Court Analysis Suggests Qualitative and Quantitative Metrics Should Be Analyzed Together and Independently

In ruling that the Company’s sale of the FireEye line of business did not constitute a sale of substantially all assets that required Company stockholder approval, the court’s rationale suggests that quantitative metrics and qualitative metrics should be assessed both collectively and separately.

Although the court made a point to state that there is no set quantitative threshold percentage, the court’s analysis of prior case law suggests that the higher the percentage the more likely it is that the sale is a sale of substantially all assets. In B.S.F. Co. v. Phila. Nat’l Bank, in which the court ruled that a sale was one of substantially all assets, “the asset sale . . . constituted 75% of the company’s assets.” In Thorpe v. CERBCO, the sale was one of substantially all assets because the sale was of 68% of the company’s overall assets.

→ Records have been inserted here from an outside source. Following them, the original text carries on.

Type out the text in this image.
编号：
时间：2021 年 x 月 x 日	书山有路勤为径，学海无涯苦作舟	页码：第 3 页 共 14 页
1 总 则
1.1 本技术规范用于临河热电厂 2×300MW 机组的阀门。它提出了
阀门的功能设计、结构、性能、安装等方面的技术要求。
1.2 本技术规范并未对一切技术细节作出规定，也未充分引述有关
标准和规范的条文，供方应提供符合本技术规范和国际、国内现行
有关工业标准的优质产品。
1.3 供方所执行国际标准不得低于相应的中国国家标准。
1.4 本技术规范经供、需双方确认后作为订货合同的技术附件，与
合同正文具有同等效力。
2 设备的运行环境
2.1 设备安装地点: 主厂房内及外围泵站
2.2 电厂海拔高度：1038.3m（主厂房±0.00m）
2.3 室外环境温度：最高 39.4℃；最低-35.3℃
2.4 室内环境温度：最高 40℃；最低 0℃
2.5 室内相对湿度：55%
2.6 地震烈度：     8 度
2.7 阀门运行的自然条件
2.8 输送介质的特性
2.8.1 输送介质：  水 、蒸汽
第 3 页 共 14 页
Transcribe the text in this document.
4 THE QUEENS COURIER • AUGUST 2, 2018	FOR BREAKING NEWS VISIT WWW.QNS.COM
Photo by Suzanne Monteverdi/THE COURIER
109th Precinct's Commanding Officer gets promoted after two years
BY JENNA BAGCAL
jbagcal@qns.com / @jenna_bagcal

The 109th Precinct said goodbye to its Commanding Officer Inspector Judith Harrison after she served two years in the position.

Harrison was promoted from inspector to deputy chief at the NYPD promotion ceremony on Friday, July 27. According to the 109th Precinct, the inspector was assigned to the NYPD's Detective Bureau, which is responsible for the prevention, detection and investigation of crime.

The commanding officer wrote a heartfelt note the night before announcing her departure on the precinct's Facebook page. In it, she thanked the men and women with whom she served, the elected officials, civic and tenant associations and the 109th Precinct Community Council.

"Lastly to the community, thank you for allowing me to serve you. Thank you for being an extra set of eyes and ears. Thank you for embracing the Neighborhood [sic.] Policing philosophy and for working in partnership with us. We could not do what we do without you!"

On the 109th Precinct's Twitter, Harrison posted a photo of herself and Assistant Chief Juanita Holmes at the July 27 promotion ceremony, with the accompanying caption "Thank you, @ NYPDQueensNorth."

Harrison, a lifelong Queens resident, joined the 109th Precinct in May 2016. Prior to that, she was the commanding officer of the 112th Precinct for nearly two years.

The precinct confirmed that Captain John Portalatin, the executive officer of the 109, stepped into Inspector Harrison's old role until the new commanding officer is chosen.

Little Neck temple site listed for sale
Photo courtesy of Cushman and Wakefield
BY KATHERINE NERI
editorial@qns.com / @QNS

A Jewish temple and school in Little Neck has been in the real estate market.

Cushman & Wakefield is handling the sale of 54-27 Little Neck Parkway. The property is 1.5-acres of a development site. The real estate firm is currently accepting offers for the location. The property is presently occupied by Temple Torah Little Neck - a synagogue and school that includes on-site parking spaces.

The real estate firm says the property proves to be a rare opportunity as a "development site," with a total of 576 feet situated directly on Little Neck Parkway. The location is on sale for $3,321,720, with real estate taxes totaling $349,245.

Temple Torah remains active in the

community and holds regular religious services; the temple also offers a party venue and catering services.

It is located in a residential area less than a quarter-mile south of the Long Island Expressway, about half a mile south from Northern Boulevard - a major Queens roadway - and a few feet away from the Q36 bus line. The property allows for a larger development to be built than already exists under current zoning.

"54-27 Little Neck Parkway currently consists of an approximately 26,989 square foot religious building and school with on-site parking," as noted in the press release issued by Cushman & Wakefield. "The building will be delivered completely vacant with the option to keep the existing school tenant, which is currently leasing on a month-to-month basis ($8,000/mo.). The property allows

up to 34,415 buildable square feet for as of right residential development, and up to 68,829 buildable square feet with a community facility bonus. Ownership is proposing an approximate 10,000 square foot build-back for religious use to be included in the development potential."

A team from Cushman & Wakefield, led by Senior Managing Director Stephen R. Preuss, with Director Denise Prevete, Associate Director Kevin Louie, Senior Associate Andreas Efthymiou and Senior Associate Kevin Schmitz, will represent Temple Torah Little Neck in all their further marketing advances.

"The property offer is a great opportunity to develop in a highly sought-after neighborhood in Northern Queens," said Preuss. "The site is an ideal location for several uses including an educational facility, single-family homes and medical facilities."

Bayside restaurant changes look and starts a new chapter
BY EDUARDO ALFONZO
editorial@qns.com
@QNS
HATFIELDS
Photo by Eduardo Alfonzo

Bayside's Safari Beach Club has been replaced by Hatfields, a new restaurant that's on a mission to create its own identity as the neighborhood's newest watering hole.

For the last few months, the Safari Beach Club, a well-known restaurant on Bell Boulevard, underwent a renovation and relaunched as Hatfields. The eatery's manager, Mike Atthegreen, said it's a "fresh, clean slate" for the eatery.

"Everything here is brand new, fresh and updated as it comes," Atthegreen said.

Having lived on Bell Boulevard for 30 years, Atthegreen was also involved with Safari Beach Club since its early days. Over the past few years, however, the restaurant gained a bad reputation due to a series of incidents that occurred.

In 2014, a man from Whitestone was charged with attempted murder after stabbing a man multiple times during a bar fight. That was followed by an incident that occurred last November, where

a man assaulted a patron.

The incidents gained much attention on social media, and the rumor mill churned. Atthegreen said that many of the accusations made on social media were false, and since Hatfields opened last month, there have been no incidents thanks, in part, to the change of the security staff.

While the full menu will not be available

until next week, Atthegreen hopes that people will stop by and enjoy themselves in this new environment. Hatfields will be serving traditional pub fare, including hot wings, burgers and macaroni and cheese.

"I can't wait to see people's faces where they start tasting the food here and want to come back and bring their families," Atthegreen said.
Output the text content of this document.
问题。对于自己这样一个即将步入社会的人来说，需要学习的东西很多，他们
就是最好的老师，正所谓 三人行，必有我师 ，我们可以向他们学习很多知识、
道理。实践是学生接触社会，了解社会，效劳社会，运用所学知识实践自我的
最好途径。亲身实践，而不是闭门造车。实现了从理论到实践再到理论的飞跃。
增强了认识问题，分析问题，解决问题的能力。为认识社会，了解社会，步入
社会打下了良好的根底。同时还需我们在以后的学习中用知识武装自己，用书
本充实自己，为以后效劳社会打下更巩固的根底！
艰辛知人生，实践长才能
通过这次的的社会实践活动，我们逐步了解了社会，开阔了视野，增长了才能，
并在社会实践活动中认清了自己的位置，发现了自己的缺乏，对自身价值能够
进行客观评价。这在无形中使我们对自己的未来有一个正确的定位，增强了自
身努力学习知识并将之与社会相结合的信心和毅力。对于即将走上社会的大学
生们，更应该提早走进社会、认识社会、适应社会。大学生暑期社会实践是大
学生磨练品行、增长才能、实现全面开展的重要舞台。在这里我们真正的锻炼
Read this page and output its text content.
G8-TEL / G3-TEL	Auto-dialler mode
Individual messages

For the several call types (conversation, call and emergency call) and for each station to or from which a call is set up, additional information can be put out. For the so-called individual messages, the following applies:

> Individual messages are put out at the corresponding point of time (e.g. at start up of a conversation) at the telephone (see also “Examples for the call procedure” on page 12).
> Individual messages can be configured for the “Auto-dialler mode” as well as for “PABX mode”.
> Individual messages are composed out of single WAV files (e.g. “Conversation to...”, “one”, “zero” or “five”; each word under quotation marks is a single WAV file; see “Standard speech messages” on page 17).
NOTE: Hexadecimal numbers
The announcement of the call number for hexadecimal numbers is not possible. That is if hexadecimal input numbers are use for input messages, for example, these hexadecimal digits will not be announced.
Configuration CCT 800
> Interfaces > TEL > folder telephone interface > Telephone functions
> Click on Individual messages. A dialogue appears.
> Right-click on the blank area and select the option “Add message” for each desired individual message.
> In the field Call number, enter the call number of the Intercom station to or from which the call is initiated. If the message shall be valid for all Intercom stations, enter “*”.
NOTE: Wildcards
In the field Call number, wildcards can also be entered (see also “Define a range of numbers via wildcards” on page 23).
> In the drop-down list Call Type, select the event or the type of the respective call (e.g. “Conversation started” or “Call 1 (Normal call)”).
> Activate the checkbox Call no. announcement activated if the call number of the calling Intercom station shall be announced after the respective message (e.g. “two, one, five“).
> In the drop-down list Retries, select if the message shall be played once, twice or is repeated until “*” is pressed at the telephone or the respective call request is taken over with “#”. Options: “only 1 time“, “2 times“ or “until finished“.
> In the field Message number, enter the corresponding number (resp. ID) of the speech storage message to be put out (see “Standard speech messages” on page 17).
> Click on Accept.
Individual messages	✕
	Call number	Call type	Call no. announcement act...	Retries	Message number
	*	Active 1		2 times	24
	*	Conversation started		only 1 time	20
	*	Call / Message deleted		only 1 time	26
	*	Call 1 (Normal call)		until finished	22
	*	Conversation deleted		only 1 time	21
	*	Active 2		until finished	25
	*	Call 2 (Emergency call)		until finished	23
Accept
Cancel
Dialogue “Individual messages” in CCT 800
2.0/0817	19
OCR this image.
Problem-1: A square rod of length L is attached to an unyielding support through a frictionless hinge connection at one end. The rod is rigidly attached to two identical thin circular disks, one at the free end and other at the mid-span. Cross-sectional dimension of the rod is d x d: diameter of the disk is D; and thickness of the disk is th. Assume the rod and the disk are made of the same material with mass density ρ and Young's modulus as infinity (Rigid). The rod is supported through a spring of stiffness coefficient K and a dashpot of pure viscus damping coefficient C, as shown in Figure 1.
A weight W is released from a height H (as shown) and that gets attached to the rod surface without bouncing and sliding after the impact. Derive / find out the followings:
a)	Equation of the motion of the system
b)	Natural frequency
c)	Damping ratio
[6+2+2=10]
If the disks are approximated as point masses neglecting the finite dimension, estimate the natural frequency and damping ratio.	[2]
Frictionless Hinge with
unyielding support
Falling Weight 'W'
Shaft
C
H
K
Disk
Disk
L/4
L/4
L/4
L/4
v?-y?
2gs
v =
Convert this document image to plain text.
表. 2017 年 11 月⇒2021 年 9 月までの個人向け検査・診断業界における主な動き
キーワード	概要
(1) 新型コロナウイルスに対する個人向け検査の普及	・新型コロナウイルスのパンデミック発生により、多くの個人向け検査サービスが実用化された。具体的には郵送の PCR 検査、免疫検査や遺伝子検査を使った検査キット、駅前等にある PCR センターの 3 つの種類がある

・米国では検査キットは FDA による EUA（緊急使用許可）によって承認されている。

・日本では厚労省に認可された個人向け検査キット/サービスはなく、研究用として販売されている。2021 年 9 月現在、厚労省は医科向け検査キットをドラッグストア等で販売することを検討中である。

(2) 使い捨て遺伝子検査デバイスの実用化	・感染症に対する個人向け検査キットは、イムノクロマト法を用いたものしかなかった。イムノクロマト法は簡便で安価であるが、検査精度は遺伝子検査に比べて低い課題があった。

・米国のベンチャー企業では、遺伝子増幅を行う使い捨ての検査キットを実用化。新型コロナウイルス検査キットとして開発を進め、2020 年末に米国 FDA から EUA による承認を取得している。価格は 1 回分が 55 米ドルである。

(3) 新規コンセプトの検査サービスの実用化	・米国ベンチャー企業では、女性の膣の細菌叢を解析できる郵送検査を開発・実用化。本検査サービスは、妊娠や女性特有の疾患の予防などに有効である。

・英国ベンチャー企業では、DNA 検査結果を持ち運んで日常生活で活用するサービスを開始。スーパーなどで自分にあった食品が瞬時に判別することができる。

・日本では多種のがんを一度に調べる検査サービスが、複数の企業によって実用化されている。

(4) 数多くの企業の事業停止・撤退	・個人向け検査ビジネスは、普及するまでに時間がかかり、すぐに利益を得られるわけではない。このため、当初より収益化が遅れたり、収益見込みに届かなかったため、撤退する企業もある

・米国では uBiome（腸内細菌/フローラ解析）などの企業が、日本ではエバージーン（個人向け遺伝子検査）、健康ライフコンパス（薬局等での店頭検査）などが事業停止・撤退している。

While hard percentages may allow for quantitative metrics to be assessed more easily than qualitative metrics, the two analyses are intertwined. If 75% or 68% of assets are sold, it is easy to assume that a sale of that magnitude strikes at the heart of a company and leaves little left for ongoing operations and stockholder return. As the percentage decreases, quantitative metrics appear to give way to qualitative metrics. In Winston v. Mandor, in which the court ruled that a sale was of substantially all assets, the assets sold were estimated to represent 60% of the company’s net assets but, importantly, the court relied more heavily on qualitative factors in that the company’s focus shifted from holding real property to holding real estate securities. Further still, in Katz v. Bregman, a company sold an even lower percentage of its assets but was deemed to have sold substantially all assets because the sale was in an effort to depart from its historical business model.

The court then synthesized its analysis with Hollinger Inc. v. Hollinger Int’l, Inc. Even when the company in Hollinger sold its most valuable asset, one that accounted for approximately 56-57% of the company’s assets, it was not a sale of substantially all assets because what remained was a company with profitable assets and a strong reputation. In other words, while the assets that were sold were important, the sale did not strike a blow to the company’s heart.

Important Considerations in Asset Sales

The ruling in Altieri highlights how the Gimbel test is applied on a case-by-case basis and weighs several company-specific factors both independently and in tandem. Quantitatively, hard percentages serve as a helpful starting point, but that alone is not dispositive. Qualitatively, factors regarding the historic business, the stature of the assets being sold, and the go forward impact on the company must all be considered even if they constitute a modest percentage of overall assets. Business should closely examine the nature of an asset sale to determine whether it may be a sale of substantially all assets, thus requiring prior stockholder approval.

This update is for information purposes only and should not be construed as legal advice on any specific facts or circumstances. Under the rules of the Supreme Judicial Court of Massachusetts, this material may be considered as advertising.